Now THAT was a long anecdote! I must have free time... and I do. Ah, the perfect sequitor to my subject line. Adam's parents took the three older kids for the weekend, so Adam and I are down to just Brady boo for the next day and a half. We don't have any grand plans. We considered going somewhere, but decided against it because traveling would probably be more stressful than being at home. And frankly, because home --and none of our usual spots, really-- hasn't felt like a relaxing place for a long while now. So I don't know what we'll do; maybe bum around, watch old episodes of 24, talk, who knows. Maybe just try to remember what it feels like to relax without worrying about an endless stream of medications, chemo ports, dressing changes, temper tantrums, fights and full-on screaming meltdowns.
Just to back up a little, the past week was fine. Adam went to his office Monday through Thursday. I took all of the kids out --with Logan masked, of course-- two different days, hitting Target on one and Costco on the other, not really because we needed anything, but because I need to get out of the house for a few hours.
Logan has continued to do well. He and Abby (and Isaac, in a way) made what I consider a pretty epic fort in our living room using a collection of blankets, pillows, a play kitchen, a bookcase, a table and some chairs. They've also played hospital and another game which involves Abby and Isaac pretending to be dogs, though I haven't yet figured out what that one's all about. (All I do know is that Isaac has the perfect yippy-dog bark. It's impressive. And piercing.) A few mornings ago Isaac came to me after he'd gotten our his Fisher Price car ramp --maybe his favorite toy of all time-- and some Cars diecast vehicles and said he wanted Logan to play cars with him. I told him to ask Logan, assuming he'd say no (since he and Abby more often than not refuse to play with poor Isaac) but he surprised me and said yes. It was such a joy to see them sitting on the floor zooming their cars along. Such a simple thing, such a mundane thing, but still such an amazing joy.

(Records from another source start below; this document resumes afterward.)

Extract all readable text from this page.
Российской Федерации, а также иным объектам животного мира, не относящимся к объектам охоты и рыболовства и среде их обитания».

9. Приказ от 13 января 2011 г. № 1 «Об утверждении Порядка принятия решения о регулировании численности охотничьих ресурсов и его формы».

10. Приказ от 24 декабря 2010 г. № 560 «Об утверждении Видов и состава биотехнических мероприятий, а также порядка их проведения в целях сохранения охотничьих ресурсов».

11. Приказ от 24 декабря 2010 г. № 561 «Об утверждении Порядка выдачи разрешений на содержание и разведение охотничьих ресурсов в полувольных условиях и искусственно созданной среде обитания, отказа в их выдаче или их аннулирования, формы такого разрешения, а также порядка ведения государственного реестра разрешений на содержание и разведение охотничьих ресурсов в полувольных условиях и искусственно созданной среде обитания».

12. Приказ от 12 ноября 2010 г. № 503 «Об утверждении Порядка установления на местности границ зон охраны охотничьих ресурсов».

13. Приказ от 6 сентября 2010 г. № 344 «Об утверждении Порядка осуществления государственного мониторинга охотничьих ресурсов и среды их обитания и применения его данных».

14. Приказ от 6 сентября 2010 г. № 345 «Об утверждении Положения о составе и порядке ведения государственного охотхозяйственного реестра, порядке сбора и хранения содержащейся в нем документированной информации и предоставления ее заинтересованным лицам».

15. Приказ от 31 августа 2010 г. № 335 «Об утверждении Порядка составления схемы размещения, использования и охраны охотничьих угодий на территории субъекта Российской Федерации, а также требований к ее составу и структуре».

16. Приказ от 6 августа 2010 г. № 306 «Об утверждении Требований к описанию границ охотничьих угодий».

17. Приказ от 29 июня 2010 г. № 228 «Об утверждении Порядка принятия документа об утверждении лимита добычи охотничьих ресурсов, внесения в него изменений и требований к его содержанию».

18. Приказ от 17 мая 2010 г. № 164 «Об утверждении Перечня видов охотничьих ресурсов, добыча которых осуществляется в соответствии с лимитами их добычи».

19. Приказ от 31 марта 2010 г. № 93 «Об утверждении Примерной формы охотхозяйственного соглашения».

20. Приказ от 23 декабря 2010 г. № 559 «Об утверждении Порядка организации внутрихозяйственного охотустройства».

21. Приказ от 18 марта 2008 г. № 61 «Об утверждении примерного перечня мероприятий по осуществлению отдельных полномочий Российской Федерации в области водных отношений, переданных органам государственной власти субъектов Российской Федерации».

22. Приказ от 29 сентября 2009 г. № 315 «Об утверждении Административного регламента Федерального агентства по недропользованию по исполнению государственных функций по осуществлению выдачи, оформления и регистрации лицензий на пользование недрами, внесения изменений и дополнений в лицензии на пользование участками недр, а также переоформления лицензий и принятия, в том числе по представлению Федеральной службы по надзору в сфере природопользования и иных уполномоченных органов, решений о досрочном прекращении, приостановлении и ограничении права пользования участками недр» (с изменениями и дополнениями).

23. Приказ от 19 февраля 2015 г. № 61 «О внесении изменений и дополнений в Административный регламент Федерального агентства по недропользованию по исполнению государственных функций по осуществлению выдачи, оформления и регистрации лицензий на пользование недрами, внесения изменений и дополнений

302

He finished his first week of the oral chemo, and handled it reasonably well, though it definitely seems to have taken a little wind from his sails. I suspect he feels more tired and a bit more nauseaus than usual of late. But as usual, he's handled it like a champion. He has substantially more hair now, mostly on sides of the top of his head (think male pattern baldness), and it's very, very dark. It's shocking, really, since he was strawberry blonde before, but they've always said that it could look very different when it grows back in. The back, where he was irradiated most aggressively, is still pretty smooth with just a few little prickles of new hair growth.
I want to close with some prayer requests. First and foremost, and as always, please pray for sustained, true healing for Logan. I still get nervous over all of it sometimes, so pray for confidence and faith for Adam and me as well. Please pray for protection for Logan and for the rest of our family, and also for every member of his prayer team. Thank you so much for lifting us all up, and for being here. You're a blessing to us.
Finally, I have two more people for you to add to your personal prayer lists. I've become something of a clearing house for prayer requests these days, and I feel honored to pass them on to you, well-aware and confident that God hears them all! I'll just give names and conditions: First is three-year old Abby who was recently diagnosed with brain cancer; second is Angela, who has colorectal cancer in a late stage. Also please pray for the family of Janel, a young woman who passed away from cancer last night.
Thank you for being a part of Logan's team. Thank you for continuing to spread word of his story and for continuing to recruit prayer warriors for him. Happy weekend.
Thank you so much for your continued prayers and support, for unexpected notes of encouragement, for just being you and being open to go along on this journey with us. You are a blessing to me!